In a column last week, I argued that journalists and other non-scientists have the right and even in some cases the responsibility to question the authority of scientific experts; after all, "even the most accomplished scientists at the most prestigious institutions often make claims that turn out to be erroneous or exaggerated."
My post criticized a column in which journalist Chris Mooney argued that non-scientists should submit to the authority of scientific experts. In support of his position, Mooney cited a recent defense of scientific expertise by British sociologist Harry Collins.
While pondering the heated reactions to my post, I was also preparing for a visit to my school, Stevens Institute of Technology, of another U.K.-based sociologist, Steve Fuller of the University of Warwick. Fuller is going to talk about transhumanism, which he has explored in recent books.
Fuller has also written a lot about science and technology studies, or STS. Flipping through his 2006 book The Philosophy of Science and Technology Studies, I came upon a passage--adapted from a 1998 essay—that defends the critical stance that STS scholars often take toward science. The passage reads like a comment on my recent column:
"There appears to be nothing uniquely 'rational,' objective,' or 'truth-oriented' about the activities that our society calls 'scientific.' Make no mistake: it is not that scientists are less rational than the rest of humanity; rather, they are not more rational. STS researchers generally credit ordinary people with a good deal of intelligence.
"The power of science seems to rest on three pillars. One is science's distinctive social organization, which enables concentrated periods of both teamwork and criticism, nowadays done on a global scale with considerable material resources. Another is concerted political effort to apply the results of scientific research to all aspects of society. Finally is the control that scientists continue to exert over how their history is told. Past diversions and failures remain largely hidden, resulting in an airbrushed picture of 'progress' otherwise absent from human affairs.
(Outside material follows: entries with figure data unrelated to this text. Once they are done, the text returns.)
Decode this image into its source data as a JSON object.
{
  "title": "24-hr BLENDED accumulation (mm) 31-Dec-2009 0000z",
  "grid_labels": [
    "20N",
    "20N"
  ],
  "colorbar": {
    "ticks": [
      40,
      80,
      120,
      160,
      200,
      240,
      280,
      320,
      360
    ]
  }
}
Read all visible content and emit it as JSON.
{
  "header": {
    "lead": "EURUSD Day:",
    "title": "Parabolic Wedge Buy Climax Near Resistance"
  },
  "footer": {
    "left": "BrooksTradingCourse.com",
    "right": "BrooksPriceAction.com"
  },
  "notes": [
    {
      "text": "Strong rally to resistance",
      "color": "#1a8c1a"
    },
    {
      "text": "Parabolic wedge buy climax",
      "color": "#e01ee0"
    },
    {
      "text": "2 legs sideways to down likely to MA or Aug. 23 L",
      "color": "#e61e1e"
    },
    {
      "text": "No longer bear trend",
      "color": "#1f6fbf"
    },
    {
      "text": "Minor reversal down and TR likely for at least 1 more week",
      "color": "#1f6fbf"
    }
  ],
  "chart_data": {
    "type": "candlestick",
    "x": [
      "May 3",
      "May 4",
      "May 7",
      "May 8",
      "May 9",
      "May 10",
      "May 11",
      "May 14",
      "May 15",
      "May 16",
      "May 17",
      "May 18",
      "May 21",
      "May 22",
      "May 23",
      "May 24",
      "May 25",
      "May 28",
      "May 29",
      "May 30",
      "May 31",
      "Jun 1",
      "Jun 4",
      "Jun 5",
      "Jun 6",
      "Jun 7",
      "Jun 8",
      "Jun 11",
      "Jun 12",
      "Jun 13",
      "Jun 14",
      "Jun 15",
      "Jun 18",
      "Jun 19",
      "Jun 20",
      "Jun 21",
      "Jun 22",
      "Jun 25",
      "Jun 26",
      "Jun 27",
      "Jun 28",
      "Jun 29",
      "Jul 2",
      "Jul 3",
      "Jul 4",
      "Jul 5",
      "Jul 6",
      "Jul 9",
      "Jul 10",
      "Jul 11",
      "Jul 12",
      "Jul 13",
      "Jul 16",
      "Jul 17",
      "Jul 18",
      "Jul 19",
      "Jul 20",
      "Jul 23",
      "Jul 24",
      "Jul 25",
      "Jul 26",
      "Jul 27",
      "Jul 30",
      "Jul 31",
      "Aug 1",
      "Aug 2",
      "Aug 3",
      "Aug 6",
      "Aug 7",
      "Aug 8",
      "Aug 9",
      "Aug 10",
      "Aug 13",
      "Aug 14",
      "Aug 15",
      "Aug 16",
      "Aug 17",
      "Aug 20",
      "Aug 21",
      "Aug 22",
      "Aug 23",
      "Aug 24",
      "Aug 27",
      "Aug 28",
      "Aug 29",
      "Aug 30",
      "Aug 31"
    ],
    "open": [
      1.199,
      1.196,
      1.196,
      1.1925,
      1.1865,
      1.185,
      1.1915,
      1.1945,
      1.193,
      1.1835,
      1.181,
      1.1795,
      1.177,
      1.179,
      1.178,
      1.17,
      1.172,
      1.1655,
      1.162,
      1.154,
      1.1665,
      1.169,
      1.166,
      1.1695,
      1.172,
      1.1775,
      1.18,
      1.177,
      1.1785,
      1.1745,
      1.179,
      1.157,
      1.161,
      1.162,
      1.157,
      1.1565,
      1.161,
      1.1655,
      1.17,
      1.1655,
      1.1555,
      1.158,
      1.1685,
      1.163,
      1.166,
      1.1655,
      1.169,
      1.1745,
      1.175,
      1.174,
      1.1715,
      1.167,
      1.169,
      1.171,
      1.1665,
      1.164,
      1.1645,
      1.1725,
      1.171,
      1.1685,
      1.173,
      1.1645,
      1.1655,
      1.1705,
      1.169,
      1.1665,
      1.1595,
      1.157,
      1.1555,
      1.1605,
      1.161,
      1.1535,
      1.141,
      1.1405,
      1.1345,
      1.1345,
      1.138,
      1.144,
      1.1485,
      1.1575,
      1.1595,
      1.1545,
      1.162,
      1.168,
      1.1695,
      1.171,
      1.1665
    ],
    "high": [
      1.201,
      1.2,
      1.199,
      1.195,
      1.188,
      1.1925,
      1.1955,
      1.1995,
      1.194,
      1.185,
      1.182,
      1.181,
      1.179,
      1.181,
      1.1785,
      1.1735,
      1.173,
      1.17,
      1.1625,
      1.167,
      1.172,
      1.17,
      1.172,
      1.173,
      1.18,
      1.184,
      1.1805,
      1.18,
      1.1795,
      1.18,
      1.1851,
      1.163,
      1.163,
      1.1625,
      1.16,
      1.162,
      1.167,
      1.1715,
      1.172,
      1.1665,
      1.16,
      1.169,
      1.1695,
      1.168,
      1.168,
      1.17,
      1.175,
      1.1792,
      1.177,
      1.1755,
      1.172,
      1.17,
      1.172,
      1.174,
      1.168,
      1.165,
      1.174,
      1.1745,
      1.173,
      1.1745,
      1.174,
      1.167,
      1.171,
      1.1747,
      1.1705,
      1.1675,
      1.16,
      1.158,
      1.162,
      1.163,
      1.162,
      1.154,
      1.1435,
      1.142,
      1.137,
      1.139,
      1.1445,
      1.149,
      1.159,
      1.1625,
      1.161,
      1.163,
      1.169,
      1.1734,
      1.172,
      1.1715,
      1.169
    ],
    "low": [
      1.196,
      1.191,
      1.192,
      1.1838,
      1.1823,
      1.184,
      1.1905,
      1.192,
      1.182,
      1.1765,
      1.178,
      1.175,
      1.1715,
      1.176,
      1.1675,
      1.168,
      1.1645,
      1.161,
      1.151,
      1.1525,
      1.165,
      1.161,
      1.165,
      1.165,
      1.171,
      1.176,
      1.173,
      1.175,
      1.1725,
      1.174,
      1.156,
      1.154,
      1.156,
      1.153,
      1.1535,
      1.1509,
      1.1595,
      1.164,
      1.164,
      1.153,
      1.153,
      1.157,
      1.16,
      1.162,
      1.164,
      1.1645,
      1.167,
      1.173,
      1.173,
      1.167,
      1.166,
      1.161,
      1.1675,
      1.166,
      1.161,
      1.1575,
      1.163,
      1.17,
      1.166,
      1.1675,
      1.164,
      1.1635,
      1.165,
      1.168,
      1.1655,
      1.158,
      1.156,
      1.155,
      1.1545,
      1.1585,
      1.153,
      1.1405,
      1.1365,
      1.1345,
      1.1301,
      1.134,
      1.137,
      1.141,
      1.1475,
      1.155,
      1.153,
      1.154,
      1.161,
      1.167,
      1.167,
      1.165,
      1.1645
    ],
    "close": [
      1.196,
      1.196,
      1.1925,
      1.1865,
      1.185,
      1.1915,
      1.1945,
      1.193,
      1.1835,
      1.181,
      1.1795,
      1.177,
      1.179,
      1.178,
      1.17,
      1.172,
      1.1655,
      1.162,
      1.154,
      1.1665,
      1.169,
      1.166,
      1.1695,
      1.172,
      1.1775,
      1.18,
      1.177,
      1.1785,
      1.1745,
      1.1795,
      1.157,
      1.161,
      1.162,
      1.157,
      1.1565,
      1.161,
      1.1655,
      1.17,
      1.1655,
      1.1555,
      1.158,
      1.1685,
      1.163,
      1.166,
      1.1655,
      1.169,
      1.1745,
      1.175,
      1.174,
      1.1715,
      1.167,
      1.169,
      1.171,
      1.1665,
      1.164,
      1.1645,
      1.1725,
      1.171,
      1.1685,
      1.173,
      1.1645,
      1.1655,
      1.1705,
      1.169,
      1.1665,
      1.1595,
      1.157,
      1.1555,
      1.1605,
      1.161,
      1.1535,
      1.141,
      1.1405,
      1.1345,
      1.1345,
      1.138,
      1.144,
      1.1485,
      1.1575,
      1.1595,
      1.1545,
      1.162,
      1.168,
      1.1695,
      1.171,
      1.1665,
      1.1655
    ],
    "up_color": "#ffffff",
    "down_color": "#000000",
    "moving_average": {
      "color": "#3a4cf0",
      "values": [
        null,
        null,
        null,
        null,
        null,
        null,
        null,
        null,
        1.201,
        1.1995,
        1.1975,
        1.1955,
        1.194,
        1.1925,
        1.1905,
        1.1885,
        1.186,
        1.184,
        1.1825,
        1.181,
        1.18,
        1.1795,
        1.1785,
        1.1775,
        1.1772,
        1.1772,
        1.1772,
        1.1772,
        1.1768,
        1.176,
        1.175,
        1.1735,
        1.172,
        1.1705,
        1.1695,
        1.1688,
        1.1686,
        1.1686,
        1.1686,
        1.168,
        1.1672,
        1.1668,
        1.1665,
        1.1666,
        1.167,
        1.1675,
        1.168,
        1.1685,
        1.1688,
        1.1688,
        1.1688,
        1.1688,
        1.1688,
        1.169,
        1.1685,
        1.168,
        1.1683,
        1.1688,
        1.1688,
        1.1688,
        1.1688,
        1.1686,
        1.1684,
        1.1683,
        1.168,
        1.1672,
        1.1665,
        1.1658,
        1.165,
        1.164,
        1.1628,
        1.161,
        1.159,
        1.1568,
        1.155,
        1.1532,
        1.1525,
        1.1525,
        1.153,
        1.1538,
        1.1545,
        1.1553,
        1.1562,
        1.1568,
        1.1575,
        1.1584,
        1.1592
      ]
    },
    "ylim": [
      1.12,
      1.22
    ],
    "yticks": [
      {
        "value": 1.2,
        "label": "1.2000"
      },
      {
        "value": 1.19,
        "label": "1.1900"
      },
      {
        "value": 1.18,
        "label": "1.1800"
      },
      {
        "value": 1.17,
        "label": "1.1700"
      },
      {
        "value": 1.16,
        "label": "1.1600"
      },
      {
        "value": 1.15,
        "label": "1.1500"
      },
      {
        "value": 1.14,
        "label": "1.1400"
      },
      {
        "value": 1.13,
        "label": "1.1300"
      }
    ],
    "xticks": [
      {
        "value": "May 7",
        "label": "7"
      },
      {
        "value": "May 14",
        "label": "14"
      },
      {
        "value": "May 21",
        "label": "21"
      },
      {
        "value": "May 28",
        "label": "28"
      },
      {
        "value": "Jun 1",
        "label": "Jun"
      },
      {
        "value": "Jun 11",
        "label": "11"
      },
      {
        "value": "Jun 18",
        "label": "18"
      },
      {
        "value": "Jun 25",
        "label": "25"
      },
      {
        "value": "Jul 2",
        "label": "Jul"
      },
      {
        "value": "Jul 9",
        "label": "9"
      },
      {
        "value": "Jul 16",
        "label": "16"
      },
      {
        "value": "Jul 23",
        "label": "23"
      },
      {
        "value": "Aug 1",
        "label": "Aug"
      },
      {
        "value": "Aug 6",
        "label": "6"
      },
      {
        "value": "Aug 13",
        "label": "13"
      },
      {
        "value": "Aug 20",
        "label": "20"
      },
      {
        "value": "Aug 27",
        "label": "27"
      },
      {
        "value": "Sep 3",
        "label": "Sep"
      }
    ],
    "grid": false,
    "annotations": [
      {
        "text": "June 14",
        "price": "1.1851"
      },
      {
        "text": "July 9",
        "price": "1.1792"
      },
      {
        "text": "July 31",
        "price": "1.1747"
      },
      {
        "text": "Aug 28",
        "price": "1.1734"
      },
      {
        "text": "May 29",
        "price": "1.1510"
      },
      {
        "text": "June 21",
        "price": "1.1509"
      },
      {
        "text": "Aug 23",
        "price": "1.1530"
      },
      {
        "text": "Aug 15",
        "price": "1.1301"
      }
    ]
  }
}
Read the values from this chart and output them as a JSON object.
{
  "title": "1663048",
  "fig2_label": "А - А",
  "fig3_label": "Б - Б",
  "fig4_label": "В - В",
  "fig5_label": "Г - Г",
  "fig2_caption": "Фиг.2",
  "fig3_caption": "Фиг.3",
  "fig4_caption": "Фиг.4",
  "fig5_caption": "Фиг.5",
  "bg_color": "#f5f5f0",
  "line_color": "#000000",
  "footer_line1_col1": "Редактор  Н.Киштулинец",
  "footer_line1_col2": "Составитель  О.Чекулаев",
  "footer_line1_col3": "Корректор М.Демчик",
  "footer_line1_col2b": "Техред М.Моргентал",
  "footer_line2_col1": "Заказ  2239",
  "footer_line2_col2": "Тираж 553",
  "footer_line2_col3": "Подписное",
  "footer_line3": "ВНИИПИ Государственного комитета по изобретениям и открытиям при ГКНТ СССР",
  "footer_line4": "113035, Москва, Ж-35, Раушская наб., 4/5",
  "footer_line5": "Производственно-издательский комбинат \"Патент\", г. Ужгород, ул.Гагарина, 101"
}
"Of course, these are controversial claims that, in a sense, 'demystify' science. But they are meant to encourage scientists to be more modest in their pronouncements so that the public is not oversold on what science can do. The failure of science to live up to its own manufactured expectations has probably done more harm to science's social standing in recent years than anything STS has ever done."
Assuming Fuller still adheres to this stance, he goes a bit further in questioning scientists' rationality than I do. Otherwise, I agree with his perspective, especially his call for scientists "to be more modest in their pronouncements." I look forward to talking to Fuller more about these matters on Wednesday. Feel free to join us at his talk, which is free and open to the public.